Other Features

The Java Operator SDK (JOSDK) is a high level framework and related tooling aimed at facilitating the implementation of Kubernetes operators. The features are by default following the best practices in an opinionated way. However, feature flags and other configuration options are provided to fine tune or turn off these features.

Support for Well Known (non-custom) Kubernetes Resources

A Controller can be registered for a non-custom resource, so well known Kubernetes resources like ( Ingress, Deployment,…).

See the integration test for reconciling deployments.

public class DeploymentReconciler
    implements Reconciler<Deployment>, TestExecutionInfoProvider {

    @Override
    public UpdateControl<Deployment> reconcile(
            Deployment resource, Context context) {
        // omitted code
    }
}

Leader Election

Operators are generally deployed with a single running or active instance.
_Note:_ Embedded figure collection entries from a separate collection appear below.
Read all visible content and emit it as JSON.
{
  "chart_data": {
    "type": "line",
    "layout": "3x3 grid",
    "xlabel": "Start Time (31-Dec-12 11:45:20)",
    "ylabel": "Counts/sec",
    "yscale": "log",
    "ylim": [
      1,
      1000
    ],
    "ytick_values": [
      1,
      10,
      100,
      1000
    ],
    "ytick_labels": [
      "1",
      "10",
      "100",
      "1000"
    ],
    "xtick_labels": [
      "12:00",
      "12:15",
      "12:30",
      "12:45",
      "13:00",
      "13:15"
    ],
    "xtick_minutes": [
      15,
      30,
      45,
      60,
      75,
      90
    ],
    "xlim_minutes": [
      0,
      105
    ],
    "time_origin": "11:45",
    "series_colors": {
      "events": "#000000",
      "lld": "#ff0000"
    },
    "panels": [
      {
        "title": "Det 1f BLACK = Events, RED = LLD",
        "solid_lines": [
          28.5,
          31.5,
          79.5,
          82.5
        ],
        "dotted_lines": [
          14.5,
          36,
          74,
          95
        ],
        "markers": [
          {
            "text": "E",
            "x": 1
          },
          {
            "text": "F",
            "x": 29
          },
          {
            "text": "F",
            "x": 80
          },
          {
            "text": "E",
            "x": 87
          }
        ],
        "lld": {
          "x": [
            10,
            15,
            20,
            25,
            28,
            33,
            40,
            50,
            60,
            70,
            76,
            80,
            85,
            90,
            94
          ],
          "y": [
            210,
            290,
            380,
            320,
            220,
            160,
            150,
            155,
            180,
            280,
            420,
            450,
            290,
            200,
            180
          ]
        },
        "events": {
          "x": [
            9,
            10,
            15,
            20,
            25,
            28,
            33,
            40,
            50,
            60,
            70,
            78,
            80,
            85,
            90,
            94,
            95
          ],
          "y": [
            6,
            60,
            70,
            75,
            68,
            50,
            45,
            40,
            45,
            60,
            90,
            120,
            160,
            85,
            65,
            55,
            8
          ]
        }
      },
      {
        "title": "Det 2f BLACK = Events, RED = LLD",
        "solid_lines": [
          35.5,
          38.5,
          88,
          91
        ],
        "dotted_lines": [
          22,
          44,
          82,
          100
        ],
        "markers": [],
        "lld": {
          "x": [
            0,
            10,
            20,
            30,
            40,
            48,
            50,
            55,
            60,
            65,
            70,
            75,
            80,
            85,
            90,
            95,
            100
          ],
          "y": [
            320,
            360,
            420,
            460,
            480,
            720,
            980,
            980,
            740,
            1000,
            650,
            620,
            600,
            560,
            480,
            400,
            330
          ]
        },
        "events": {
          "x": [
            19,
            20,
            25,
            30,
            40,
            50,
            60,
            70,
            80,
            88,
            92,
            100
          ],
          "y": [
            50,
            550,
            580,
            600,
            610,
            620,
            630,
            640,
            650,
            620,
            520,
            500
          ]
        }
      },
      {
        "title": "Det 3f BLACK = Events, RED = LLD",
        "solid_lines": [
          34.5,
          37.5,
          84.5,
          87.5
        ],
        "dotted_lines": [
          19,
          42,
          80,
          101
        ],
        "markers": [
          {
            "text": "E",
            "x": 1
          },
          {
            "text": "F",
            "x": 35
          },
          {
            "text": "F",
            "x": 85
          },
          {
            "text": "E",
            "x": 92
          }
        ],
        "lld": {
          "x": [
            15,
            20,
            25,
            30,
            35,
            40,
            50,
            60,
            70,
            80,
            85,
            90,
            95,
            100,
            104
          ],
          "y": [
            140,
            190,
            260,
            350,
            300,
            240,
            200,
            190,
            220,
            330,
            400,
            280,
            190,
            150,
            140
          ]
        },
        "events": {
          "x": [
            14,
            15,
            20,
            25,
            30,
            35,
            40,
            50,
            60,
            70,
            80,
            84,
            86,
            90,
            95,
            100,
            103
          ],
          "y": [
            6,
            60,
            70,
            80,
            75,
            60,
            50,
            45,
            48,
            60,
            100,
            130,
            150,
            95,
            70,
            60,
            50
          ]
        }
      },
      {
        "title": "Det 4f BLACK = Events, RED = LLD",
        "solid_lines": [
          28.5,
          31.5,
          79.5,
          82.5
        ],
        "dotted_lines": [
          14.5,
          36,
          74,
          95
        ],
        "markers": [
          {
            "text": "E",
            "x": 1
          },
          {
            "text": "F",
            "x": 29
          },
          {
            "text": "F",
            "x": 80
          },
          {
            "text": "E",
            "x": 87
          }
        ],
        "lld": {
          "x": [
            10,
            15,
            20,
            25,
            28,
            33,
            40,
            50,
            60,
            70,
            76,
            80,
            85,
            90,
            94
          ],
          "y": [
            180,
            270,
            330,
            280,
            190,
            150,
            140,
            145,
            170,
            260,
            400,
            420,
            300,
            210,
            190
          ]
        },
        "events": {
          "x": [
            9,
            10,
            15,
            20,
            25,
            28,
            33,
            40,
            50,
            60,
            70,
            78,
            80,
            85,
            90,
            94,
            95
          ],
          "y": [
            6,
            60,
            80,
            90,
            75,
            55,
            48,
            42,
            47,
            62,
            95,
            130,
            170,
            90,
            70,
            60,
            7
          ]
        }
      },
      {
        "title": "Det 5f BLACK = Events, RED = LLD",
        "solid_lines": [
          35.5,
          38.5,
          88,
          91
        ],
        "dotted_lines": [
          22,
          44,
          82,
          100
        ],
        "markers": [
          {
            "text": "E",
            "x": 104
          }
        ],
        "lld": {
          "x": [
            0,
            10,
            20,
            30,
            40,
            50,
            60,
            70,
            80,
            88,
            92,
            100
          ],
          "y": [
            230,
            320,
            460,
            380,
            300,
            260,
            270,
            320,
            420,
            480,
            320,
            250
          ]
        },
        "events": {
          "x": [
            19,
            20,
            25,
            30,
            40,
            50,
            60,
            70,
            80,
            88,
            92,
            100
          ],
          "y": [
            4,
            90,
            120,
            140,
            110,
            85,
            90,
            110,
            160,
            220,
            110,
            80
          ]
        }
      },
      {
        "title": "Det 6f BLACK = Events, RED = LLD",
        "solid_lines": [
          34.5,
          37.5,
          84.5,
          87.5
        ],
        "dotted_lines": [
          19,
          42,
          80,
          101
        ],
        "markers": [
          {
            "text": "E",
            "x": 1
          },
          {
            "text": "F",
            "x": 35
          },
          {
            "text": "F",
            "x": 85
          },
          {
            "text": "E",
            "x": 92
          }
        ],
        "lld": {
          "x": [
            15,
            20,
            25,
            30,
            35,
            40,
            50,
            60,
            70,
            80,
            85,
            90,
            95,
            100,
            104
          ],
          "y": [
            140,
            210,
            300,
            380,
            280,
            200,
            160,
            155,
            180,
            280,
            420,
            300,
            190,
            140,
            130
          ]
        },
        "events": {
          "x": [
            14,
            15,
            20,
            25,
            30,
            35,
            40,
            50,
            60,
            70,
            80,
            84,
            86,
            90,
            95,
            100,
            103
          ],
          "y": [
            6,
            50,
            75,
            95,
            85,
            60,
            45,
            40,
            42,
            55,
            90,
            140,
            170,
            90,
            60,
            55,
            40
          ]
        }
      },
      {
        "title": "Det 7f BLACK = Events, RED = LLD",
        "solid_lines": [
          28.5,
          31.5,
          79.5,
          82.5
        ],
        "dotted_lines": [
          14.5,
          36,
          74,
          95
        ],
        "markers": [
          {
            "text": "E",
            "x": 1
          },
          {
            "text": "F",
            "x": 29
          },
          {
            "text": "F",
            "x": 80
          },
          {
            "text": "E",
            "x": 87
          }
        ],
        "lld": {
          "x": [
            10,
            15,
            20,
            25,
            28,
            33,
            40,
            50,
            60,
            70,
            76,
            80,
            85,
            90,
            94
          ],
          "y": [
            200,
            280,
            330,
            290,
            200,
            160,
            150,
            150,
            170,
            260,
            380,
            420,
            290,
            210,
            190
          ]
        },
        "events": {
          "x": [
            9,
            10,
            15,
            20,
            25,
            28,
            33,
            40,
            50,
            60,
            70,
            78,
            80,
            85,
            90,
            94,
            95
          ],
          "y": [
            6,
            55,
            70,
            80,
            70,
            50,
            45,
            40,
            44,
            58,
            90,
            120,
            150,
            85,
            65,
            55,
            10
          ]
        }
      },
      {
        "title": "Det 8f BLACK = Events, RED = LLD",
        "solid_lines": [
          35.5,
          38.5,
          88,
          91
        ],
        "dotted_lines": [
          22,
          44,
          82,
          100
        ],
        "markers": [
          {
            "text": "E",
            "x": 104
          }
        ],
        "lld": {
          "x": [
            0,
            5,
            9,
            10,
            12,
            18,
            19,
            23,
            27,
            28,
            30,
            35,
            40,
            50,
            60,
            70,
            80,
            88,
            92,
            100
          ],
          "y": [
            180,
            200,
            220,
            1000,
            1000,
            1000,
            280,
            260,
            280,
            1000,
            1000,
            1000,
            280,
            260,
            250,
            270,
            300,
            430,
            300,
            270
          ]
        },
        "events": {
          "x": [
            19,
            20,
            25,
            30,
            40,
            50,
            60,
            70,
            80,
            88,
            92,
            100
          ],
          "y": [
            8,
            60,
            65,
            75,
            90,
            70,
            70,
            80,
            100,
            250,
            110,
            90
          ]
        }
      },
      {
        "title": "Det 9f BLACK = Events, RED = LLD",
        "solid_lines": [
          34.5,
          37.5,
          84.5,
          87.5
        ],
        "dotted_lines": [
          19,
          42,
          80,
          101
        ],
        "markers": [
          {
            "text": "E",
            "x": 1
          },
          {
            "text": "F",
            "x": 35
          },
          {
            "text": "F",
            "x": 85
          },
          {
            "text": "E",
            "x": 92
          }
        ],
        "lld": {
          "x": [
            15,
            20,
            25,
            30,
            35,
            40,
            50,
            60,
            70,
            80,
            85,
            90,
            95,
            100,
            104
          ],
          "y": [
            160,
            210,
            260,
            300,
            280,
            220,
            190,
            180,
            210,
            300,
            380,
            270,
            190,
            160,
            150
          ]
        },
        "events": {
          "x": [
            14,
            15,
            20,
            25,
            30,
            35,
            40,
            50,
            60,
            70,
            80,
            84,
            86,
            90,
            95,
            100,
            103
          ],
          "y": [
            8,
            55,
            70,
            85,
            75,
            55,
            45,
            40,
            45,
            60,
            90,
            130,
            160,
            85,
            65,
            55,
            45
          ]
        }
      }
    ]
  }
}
However, it is possible to deploy multiple instances in such a way that only one, called the “leader”, processes the events. This is achieved via a mechanism called “leader election”. While all the instances are running, and even start their event sources to populate the caches, only the leader will process the events. This means that should the leader change for any reason, for example because it crashed, the other instances are already warmed up and ready to pick up where the previous leader left off should one of them become elected leader.

See sample configuration in the E2E test .

Automatic Generation of CRDs

Note that this feature is provided by the Fabric8 Kubernetes Client, not JOSDK itself.

To automatically generate CRD manifests from your annotated Custom Resource classes, you only need to add the following dependencies to your project:


<dependency>
    <groupId>io.fabric8</groupId>
    <artifactId>crd-generator-apt</artifactId>
    <scope>provided</scope>
</dependency>

The CRD will be generated in target/classes/META-INF/fabric8 (or in target/test-classes/META-INF/fabric8, if you use the test scope) with the CRD name suffixed by the generated spec version. For example, a CR using the java-operator-sdk.io group with a mycrs plural form will result in 2 files:

  • mycrs.java-operator-sdk.io-v1.yml
  • mycrs.java-operator-sdk.io-v1beta1.yml

NOTE:

Quarkus users using the quarkus-operator-sdk extension do not need to add any extra dependency to get their CRD generated as this is handled by the extension itself.